As demand built, pricing levels were gradually tightened. The final order book exceeded €16 billion, showing strong investor interest in Brazil’s return to the euro market.
Secondary Market Performance Confirms Execution
The real test came after pricing. The bonds performed very steadily in the secondary market, confirming that the transaction had balanced Brazil’s objectives with investor expectations.
For a deal of this size and visibility, stable secondary performance was critical. It showed that the pricing was credible and that demand was not only strong during bookbuilding, but also durable after issuance.
Europe Gains Importance For Latin America
Brazil’s return also reflects a broader trend in international funding. While the U.S. dollar remains the main currency for Latin American issuers, the euro market is becoming a more relevant complementary source of liquidity and diversification.
Ramírez said Brazilian issuers are showing growing interest in accessing European investors. A strong sovereign benchmark can help open the door for future corporate and institutional issuances.
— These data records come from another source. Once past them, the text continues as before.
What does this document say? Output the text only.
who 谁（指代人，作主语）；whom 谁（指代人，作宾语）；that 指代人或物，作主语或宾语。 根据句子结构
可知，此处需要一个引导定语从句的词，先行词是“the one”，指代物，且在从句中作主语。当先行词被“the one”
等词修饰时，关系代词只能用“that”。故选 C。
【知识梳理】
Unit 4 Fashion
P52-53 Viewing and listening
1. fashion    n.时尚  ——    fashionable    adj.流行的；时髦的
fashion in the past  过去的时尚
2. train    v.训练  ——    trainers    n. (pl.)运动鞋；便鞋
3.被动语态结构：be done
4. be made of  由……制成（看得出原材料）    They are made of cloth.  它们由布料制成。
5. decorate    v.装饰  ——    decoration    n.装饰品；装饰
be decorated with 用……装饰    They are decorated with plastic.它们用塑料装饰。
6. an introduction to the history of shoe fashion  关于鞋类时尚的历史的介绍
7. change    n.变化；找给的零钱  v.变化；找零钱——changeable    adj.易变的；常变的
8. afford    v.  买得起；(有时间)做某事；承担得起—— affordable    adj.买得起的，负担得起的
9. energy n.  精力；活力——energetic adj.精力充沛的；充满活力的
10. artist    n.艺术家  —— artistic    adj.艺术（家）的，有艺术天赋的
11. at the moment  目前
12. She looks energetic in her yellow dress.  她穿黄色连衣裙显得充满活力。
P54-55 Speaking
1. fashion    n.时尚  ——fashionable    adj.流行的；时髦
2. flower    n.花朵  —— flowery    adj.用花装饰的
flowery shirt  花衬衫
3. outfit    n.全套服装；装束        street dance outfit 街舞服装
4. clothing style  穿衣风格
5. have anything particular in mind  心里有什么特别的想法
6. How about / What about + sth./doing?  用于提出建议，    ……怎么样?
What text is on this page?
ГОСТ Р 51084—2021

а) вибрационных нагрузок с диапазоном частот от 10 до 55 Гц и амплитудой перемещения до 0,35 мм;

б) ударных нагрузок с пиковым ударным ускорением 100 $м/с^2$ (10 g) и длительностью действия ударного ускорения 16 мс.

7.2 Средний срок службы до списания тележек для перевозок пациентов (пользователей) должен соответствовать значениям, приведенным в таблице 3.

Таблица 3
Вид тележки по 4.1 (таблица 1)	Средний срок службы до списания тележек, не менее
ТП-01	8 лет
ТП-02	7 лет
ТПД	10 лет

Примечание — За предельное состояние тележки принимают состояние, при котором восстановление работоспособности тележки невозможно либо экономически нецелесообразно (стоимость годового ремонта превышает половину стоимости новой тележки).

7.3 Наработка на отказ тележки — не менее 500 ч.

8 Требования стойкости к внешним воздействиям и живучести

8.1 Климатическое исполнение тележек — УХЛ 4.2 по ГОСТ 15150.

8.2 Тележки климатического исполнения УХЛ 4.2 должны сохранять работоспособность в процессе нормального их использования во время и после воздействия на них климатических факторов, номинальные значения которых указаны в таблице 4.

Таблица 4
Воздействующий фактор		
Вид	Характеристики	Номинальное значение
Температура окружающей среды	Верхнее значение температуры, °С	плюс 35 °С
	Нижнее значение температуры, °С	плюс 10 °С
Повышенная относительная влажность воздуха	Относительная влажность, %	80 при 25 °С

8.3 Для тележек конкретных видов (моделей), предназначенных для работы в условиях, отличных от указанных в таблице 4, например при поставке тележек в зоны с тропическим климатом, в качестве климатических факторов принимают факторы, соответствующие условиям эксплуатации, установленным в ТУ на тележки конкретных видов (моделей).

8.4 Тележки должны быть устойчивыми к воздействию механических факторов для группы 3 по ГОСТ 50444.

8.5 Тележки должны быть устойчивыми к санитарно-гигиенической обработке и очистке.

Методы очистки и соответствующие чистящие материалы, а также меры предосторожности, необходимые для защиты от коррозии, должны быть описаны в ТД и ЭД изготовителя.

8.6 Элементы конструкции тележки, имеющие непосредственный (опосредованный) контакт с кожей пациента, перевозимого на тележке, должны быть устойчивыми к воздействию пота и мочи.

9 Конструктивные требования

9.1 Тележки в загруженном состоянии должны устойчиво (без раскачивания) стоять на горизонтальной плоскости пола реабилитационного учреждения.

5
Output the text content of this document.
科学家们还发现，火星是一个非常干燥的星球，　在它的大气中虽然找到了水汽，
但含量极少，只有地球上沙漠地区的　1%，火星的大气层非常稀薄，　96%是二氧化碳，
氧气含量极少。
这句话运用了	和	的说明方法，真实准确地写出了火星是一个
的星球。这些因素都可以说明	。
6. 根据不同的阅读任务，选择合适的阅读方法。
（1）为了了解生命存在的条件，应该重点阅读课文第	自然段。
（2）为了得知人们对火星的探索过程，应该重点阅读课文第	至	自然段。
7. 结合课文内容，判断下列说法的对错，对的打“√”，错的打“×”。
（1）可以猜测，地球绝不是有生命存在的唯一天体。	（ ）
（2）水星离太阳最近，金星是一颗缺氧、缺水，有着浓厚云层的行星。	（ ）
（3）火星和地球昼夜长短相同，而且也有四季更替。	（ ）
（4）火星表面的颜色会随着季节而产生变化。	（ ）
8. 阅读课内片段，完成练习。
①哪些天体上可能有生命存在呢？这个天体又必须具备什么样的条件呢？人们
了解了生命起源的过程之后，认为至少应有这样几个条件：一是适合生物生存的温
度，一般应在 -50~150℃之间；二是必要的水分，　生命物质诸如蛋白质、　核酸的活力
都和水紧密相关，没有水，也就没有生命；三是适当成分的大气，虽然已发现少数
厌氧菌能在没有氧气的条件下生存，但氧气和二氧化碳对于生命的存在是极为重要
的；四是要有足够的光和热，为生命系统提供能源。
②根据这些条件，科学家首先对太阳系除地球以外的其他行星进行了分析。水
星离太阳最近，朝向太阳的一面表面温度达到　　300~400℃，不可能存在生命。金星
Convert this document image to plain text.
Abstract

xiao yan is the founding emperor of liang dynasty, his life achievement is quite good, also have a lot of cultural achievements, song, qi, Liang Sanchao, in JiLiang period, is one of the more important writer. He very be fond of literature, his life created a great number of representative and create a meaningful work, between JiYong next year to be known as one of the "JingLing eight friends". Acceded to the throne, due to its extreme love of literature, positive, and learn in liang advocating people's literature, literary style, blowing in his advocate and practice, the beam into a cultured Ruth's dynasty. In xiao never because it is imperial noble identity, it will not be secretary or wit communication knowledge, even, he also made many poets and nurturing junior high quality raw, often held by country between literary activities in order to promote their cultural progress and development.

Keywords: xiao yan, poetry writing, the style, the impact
A Benchmark Beyond The Sovereign
The transaction creates a reference point that extends beyond Brazil’s government. Reopening the Brazilian sovereign euro curve improves visibility for Brazil risk among international investors.
It also supports potential future issuance from Brazilian companies and institutions by giving the market a clearer pricing anchor in euros.
BBVA Reinforces Its Sovereign Positioning
For BBVA, the mandate strengthens its position in a segment where global reach, local expertise and execution capacity are increasingly important.
In a more selective market, Brazil’s euro transaction showed that successful sovereign issuance depends not only on demand, but on the ability to read conditions accurately, build the right investor narrative and execute with discipline.